- From: Adam M. Costello <amc+e9hp4g@nicemice.net>
- Date: Mon, 22 Sep 2003 00:34:01 +0000
- To: www-html-editor@w3.org
I am concerned about the definition of
application/x-www-form-urlencoded. HTML 2.0 and HTML 4.01 both say:
space characters are replaced by `+', and then reserved characters
are escaped as described in RFC 1738: non-alphanumeric characters
are replaced by `%HH'...
Which is it, reserved characters or non-alphanumeric characters? Either
way, the specified process is not reversible, because it perfoms %HH
escaping *after* changing spaces to plus-signs. For example, the values
"foo+bar" and "foo bar" map to the same thing, either "foo+bar" (if
plus-sign is not escaped), or "foo%2Bbar" (if plus-sign is escaped).
As far as I know, browsers always violate the spec and do something
reversible instead: they do the %HH escaping *before* changing spaces
to plus-signs, and they include plus-sign in the set of characters to
be escaped. That way, the server can distinguish between "foo%2Bbar"

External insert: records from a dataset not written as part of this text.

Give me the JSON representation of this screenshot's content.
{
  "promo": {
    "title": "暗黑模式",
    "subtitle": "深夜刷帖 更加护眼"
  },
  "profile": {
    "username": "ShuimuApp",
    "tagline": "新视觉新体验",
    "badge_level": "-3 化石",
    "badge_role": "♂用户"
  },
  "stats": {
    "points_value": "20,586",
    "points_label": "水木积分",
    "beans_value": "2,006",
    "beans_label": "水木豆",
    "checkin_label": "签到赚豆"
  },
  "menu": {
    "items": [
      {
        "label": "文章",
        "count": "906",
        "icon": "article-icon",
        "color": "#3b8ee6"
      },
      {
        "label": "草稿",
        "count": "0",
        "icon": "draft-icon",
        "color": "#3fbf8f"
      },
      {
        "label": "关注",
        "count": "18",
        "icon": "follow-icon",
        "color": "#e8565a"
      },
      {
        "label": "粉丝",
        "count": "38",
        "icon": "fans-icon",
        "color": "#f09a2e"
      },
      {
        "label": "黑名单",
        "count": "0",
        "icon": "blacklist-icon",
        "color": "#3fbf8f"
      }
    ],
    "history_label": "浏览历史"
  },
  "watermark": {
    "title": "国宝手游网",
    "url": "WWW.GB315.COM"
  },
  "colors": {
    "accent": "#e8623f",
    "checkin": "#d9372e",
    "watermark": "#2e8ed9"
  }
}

(which means "foo+bar") versus "foo+bar" (which means "foo bar").
Am I correctly understanding the spec, that the specified encoding is
non-reversible? Is my observation about browsers accurate, that in
practice they always use a reversible encoding? Should this discrepancy
be addressed in some W3C note?
The XForms draft resolves the reserved/non-alphanumeric question, but
retains the non-reversibility:
space characters are replaced by +, and then non-ASCII and reserved
characters (as defined by [RFC 2396] as amended by subsequent
documents in the IETF track) are escaped by replacing the character
with one or more octets of the UTF-8 representation of the
character, with each octet in turn replaced by %HH...
AMC
Received on Sunday, 21 September 2003 20:37:55 UTC